Webinar Ex Módulo 9: Perguntas e Respostas – Parte 1

Pergunta:

Quais os principais benefícios que são obtidos pela aplicação de fitas impregnadas com graxa nas juntas metálicas dos equipamentos “Ex”?

Resposta:

A aplicação de fita têxtil impregnada com graxa ao longo da extensão externa de juntas metálicas de invólucros de equipamentos “Ex” do tipo à prova de explosão, de acordo com o indicado nas Normas Técnicas Brasileiras ABNT NBR IEC 60079‑14 (Atmosferas explosivas – Parte 14: Projeto, seleção e montagem de instalações elétricas) e ABNT NBR IEC 61892-7 (Unidades marítimas fixas e móveis – Instalações elétricas – Parte 7: Áreas classificadas), na Seção intitulada “Proteção das juntas à prova de explosão”, tem como objetivo evitar a indevida corrosão que pode ocorrer nestas juntas metálicas, bem como evitar um eventual ingresso de água através destas juntas do tipo metal/metal.

Muitas empresas da indústria do petróleo, proprietárias tanto para instalações terrestres como marítimas, tanto Empresas do Brasil como de outros países, passaram a incluir esta “cultura e boa prática de manutenção Ex” em suas instalações, em função dos benefícios obtidos pela aplicação deste tipo de fita têxtil impregnada em graxa.

Sendo evitada a corrosão e o ingresso de água através de juntas metálicas se tornam mais fáceis os serviços de abertura ou retirada das tampas, quando da necessidade de abertura dos invólucros, em casos de serviços de manutenção preventiva ou de inspeção ou de recuperação.

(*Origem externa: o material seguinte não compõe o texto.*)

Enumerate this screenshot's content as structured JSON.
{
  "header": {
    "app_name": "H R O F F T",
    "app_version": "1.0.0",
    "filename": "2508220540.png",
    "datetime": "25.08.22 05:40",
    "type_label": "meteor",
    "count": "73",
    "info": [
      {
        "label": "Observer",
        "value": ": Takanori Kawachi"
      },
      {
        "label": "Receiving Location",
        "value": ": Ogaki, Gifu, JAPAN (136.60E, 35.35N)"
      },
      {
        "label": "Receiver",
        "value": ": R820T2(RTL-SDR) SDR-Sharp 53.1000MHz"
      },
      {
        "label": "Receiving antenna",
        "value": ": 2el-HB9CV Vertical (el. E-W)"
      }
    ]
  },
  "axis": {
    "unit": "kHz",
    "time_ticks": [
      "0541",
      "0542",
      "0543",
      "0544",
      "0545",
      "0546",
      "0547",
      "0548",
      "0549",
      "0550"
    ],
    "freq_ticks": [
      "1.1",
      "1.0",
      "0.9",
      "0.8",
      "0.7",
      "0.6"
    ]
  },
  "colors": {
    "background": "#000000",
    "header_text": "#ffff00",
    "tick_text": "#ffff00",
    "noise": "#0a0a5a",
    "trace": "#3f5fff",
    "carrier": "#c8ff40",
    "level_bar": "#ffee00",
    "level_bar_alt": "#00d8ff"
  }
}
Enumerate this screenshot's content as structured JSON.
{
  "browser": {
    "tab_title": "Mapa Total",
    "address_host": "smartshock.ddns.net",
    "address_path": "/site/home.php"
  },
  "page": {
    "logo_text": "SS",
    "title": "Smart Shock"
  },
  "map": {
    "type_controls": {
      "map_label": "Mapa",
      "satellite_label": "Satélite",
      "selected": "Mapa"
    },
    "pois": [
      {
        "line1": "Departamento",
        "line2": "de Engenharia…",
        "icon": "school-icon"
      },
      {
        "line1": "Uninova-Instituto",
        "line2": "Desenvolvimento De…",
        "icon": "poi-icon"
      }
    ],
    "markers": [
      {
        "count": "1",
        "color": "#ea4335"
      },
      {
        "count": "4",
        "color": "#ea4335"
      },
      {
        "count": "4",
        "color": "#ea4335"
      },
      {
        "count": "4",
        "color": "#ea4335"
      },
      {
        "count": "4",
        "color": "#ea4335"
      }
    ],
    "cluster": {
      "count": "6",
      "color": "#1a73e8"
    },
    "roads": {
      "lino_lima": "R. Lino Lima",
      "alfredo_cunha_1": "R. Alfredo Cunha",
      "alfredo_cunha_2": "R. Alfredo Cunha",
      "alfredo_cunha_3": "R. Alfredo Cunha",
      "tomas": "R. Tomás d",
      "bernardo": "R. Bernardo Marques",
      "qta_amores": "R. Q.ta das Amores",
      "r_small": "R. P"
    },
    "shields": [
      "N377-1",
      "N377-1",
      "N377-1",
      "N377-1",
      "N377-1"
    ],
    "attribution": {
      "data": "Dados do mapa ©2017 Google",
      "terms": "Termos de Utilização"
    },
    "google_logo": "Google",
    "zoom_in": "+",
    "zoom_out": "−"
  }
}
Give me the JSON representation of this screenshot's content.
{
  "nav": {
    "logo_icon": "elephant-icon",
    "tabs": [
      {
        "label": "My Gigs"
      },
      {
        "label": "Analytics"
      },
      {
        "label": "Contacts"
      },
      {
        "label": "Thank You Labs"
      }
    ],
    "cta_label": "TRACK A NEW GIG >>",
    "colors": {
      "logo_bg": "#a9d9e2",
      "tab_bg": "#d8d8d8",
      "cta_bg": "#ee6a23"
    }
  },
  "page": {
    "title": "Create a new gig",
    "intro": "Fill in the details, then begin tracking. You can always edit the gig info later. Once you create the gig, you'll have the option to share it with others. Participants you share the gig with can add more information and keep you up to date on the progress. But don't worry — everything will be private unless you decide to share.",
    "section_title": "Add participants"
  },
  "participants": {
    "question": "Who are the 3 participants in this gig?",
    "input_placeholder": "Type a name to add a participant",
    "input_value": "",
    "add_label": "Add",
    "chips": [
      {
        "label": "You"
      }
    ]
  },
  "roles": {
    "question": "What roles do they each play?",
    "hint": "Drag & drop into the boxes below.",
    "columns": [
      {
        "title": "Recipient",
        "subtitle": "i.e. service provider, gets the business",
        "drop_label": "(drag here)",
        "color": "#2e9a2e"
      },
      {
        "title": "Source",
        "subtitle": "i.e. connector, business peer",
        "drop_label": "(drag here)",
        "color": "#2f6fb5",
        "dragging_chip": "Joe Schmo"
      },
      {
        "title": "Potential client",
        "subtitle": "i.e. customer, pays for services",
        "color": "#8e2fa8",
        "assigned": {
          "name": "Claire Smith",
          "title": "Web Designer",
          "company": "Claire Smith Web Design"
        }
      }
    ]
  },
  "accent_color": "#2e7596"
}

Pode ser verificado que, quando eventualmente as juntas metálicas dos invólucros à prova de explosão não são devidamente protegidas por graxa, vaselina ou aplicação externa de fita têxtil impregnada em papel, ocorre um processo de corrosão que pode dificultar a abertura ou retirada das tampas, necessitando, eventualmente da utilização de talhadeiras ou marretas para a retirada das tampas, cujos serviços podem causar danos nas superfícies das juntas metálicas.

Além disto, os componentes internos são mais bem protegidos e apresentam um melhor desempenho de operação em função de não sofrem os problemas relacionados com oxidação, mau contato e pontos quentes, decorrentes do ingresso de água, contribuindo para evitar a perda de isolamento e as consequentes correntes de fuga, curtos-circuitos ou centelhamentos, que podem representar indevidas fontes de ignição de atmosferas explosivas que possam estar presentes no local.

Dentre as Empresas usuárias deste procedimento de manutenção para a proteção de juntas, é possível verificar, com transcorrer do tempo, o melhor nível de preservação apresentados pelos componentes internos de invólucros de equipamentos “Ex” cujas juntas metálicas tenham sido devidamente protegidas pela aplicação externa deste tipo de fita têxtil impregnada com graxa.


Pergunta:

As inspeções PERIÓDICAS que são realizadas em refinarias de petróleo, em plantas petroquímicas ou a bordo de plataformas de petróleo, nos equipamentos e instalações “Ex” devem ser realizadas no grau APURADO ou VISUAL, de acordo com a Norma Brasileira ABNT NBR IEC 60079-17, sobre inspeções “Ex”?

Resposta:

As inspeções “Ex” com grau visual ou apurado podem ser realizadas com equipamentos “Ex” energizados. Por outro lado, as inspeções “Ex” com grau detalhado requerem geralmente que o equipamento “Ex” esteja liberado, ou seja desenergizado e sinalizado, dentre outras ações de segurança.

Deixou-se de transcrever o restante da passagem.